La caractérisation de la cessation des paiements
La preuve de l’état de cessation est établie par des indices graves et concordants. Le ministère public relève l’inactivité de l’entreprise et l’absence de plan de redressement envisageable. Le tribunal retient que la société « est donc dans l’impossibilité de faire face à son passif exigible avec son actif disponible ». Cette formule consacre l’application stricte de la définition légale de la cessation des paiements. Elle rappelle que cet état est une situation de fait, indépendante de la volonté du débiteur. La cour d’appel de Paris a précisé que « est en état de cessation des paiements tout débiteur qui est dans l’impossibilité de faire face au passif exigible avec son actif disponible » (Cour d’appel de Paris, le 16 janvier 2024, n°23/10531). La décision commentée s’inscrit dans cette ligne en vérifiant concrètement l’existence de cet état.

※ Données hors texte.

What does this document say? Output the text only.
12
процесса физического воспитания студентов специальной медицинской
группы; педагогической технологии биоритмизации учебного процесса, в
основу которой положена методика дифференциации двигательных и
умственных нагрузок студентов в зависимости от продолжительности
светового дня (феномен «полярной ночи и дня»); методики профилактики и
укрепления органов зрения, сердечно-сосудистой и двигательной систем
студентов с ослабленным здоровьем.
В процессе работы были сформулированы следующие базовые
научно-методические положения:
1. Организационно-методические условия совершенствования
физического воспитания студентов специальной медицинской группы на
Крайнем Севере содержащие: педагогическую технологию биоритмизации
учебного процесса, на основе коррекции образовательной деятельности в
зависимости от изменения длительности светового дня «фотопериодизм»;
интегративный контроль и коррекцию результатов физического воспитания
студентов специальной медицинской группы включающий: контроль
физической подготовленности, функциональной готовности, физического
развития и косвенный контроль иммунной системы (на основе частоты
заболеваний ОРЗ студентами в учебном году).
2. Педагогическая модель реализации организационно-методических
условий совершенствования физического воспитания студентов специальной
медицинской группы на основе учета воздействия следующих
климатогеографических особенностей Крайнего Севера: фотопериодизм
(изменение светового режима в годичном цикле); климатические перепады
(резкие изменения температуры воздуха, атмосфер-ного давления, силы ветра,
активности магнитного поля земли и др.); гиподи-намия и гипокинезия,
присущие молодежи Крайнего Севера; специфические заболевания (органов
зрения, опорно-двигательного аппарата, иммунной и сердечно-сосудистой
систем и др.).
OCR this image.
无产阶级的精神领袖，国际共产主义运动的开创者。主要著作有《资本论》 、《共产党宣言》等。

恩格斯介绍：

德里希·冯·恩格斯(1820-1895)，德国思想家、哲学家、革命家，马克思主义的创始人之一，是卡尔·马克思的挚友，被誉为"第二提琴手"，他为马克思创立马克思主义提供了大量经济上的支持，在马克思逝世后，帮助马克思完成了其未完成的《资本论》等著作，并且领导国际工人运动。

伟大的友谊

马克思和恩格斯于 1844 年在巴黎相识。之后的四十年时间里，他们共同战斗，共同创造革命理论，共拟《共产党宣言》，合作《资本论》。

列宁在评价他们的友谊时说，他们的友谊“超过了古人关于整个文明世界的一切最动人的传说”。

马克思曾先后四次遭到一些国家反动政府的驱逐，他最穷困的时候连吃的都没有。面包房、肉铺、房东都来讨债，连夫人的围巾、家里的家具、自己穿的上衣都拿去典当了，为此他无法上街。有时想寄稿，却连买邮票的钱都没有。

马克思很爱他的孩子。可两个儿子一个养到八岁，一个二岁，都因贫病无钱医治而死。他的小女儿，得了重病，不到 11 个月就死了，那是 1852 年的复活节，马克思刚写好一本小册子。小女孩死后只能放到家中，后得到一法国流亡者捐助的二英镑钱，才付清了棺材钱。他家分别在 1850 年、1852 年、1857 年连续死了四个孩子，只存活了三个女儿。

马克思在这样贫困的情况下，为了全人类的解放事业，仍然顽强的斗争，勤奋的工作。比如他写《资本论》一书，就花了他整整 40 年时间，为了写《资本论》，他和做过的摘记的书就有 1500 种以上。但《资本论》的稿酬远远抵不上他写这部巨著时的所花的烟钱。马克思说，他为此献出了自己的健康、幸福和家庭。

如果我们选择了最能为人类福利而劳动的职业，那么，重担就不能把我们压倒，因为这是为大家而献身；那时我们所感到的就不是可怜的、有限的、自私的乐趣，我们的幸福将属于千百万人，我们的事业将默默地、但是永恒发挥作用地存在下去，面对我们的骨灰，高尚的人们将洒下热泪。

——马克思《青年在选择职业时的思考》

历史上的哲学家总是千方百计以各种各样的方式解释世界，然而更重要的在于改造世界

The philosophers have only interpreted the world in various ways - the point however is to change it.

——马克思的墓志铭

La carence du débiteur renforce la présomption de cessation des paiements. Le dirigeant, détenu, n’a pas mis à jour l’adresse du siège social malgré son obligation légale. Cette carence empêche toute convocation et tout dialogue avec la juridiction. Le tribunal en déduit un comportement visant à « échapper à ses obligations de paiement ». Cette interprétation des faits est essentielle. Elle montre que l’inaction du débiteur face à ses obligations légales peut constituer un indice sérieux de difficultés financières. La jurisprudence admet cependant qu’un moratoire puisse écarter cet état, ce qui n’est pas le cas en l’espèce.
Le prononcé d’une liquidation judiciaire simplifiée
Le choix de la procédure est dicté par l’absence de perspective de redressement. Le tribunal relève l’impossibilité de l’exploitation et l’inexistence d’un plan de sauvegarde. La situation est donc jugée « irrémédiablement compromise ». Ce constat justifie le passage direct à la liquidation. La décision opère ainsi une application stricte des conditions de fond du redressement judiciaire. Lorsque la continuation de l’activité est impossible, la liquidation constitue la seule issue pour apurer le passif. Cette analyse prévaut même en l’absence de débats contradictoires.
Le cadre procédural simplifié est retenu en raison des caractéristiques de l’entreprise. Le tribunal vérifie expressément que l’actif ne comprend pas de bien immobilier et que les seuils d’effectifs et de chiffre d’affaires sont respectés. Le prononcé de cette procédure accélérée permet une gestion plus rapide et moins coûteuse de la liquidation. Il entraîne également un délai impératif de clôture fixé au 4 mai 2026. Cette décision illustre l’adaptation de la procédure collective à la taille et à la complexité du dossier. Elle vise à une liquidation efficace dans le respect des intérêts des créanciers.